The Independent Community Bankers of America (ICBA) and state community banking associations recently sent a letter to House leaders, urging them to consider their recommended changes to the bill as it makes its way through Congress. 

“We believe the current USDA guaranteed loan limits are out of touch with the needs of farmers and ranchers,” the trades wrote. “We support raising the loan caps to $3.5 million for guaranteed ownership and $3 million for operating loans. Raising loan limits will allow commercial lenders to continue meeting the needs of small to mid-size family farmers and ranchers.”

Additionally, the approximately 50,000 community banks represented by the collective trade groups urged Congress to incorporate another bipartisan measure, H.R. 5877, the “USDA Express Loan Act” into the farm bill. The letter asserts that the program described in the measure could act as an advance of up to $1 million against a producer’s overall guaranteed loan and would provide for much quicker approval than a traditional USDA loan.

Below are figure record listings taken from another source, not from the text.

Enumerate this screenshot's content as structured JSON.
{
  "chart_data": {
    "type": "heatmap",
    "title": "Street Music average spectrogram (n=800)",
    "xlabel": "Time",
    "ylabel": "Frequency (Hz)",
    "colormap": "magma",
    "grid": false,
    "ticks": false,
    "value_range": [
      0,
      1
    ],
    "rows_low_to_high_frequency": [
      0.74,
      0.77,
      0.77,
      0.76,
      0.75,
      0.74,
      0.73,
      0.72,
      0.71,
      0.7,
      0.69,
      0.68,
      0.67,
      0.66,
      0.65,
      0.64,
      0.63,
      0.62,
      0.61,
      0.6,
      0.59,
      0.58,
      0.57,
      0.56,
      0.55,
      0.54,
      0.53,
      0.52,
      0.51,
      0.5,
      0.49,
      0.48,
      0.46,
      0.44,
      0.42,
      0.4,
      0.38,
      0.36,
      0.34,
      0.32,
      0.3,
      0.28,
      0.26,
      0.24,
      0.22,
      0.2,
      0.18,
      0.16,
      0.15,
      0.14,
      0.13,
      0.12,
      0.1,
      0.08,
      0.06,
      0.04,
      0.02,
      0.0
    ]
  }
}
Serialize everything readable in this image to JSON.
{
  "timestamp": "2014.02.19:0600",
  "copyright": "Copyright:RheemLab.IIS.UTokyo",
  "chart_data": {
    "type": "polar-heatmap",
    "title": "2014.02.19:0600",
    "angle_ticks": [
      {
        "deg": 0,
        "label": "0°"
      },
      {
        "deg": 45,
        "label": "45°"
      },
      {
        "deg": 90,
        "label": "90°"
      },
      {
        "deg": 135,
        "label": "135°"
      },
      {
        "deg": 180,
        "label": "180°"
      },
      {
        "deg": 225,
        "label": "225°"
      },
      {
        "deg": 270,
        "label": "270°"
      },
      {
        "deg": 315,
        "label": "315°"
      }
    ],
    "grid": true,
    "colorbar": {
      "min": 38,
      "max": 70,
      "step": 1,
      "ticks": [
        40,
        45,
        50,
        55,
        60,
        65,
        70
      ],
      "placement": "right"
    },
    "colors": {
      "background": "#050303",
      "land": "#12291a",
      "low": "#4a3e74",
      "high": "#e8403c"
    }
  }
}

The trades detailed concerns that the reduction in the examination cycle for rural institutions, as described in the legislation, would create a discrepancy in market competition standards.

“We understand that exams can be costly and burdensome for any institution; however, exams on rural community banks are more arduous given their smaller staffing levels and limited resources,” the trades wrote. “Banks and FCS institutions should be on the same exam timeline, otherwise competitive advantages are given to the FCS. The combination of these FCS non-farm lending grabs represents an assault on the community bank industry which will lead to fewer community banks serving rural America and thus fewer access points for rural Americans to obtain credit.”

The trade groups detailed their strong opposition to the bill’s policies aimed at expanding the non-farm financing authorities of the Farm Credit System (FCS) to increase the among of financing available to essential community facilities (ECF) from 10 percent of total loans to 15 percent of assets. The letter notes that the provision would allow for a potential increase of 75 percent to 100 percent or more and would remove the regulator’s authority to grant approval on a case-by-case basis.

“Contrary to what the FCS stated in their 2023 Senate Agriculture Committee testimony, the proposal does not require participation with local community banks,” the trades wrote. “Additionally, we oppose efforts to increase FCS lending to non-farm businesses including those that only tangentially service aquaculture. We also question the need for expanded FCS equity financing for non-farm purposes. These are community bank loans that would be siphoned away, into the swelling portfolios of a largely tax-exempt government-sponsored enterprise with significant tax and funding advantages over community banks.”

Community bankers expressed support for the bill’s provisions exempting rural institutions from the CFPB’s 1071 small business lending rule, as well as a congressional resolution to overturn the 1071 regulation, which passed in both the Senate and House but was vetoed by the president in December.

“However, we oppose a special carve-out allowing the FCS to only supply data related to sex, gender and ethnicity, three data points, when community banks must comply with 81 data points regarding their customers,” the trades wrote. “Community bank agriculture lenders should receive the same or similar compliance regime as the FCS. FCS’s carve-out would also only apply to their definition of a ‘small farmer,’ specifically those with less than $250,000 in annual income. The CFPB’s definition would apply to institutions of $5 million or less.”

The 2024 farm bill is intended to replace the 2018 farm bill, which is set to expire in September, following an extension proposed by Congress and approved by the Biden administration in November.